The Day of the Triffids (1951) by John Wyndham

The Day of the Triffids was made into a forgettable 1960 film.
Book Review
The Day of the Triffids (1951)
 by John Wyndham

  The Day of the Triffids is a nearly forgotten (in the US) science fiction classic by English genre Author John Wyndham.  Wyndham spent a career laboring in the lower echelons of English publishing before breaking through with The Day of the Triffids and The Midwich Cuckoos, both of which sold in an amount which ensured his fortune.

   Like The Midwich Cuckoos, Wyndham expertly evokes Cold War vibes, namely fear of invasion by an alien "other" with a relentless hive mind.  Here, the monsters are not alien babies but giant walking plants that communicate with one another and kill with a sting.  Wyndham doubles down on thematic complexity by staging a mass blinding of 98% of humanity the night prior to the Triffid uprising.   The idea of a mass blinding of humanity is itself a durable theme, see Blindness by Jose Saramago, published in 1995, and the subsequent film version.

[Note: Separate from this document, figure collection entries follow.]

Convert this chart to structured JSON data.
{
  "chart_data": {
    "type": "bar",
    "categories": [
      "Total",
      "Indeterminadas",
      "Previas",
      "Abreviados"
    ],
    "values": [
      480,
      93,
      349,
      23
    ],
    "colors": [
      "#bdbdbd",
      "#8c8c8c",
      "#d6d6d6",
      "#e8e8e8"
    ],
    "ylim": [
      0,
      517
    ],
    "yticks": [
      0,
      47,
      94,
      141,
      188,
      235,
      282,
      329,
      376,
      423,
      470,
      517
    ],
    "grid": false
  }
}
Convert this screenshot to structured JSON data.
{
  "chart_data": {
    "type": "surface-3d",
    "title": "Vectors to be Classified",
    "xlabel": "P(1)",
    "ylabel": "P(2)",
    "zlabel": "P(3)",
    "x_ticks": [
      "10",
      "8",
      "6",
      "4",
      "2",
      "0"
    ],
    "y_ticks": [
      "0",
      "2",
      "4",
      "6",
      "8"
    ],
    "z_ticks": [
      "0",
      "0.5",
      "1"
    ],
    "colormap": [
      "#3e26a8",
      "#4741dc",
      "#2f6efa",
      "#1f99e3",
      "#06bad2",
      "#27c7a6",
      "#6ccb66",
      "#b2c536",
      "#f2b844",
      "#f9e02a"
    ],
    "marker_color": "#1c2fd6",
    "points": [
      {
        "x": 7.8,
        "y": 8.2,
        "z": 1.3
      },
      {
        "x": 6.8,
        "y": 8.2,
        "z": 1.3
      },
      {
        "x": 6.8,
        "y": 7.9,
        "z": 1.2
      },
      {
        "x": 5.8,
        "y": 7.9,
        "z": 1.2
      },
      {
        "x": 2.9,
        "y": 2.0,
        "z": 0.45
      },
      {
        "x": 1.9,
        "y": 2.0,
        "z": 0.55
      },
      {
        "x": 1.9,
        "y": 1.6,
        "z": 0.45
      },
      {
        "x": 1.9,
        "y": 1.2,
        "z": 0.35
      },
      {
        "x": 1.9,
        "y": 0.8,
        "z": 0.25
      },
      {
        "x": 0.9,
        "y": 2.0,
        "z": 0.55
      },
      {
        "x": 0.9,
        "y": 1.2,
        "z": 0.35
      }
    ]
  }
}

  If you can track down a copy, it's worth a read, especially for sci-fi fans who may have missed The Day of the Triffids because of its borderline in-print status in the United States.  There is also a recently published sequel, Night of the Triffids, by a separate author.  I actually mistakenly read Night first, and it was decent, much better than one might reasonably expect from a sequel written decades later by a different author.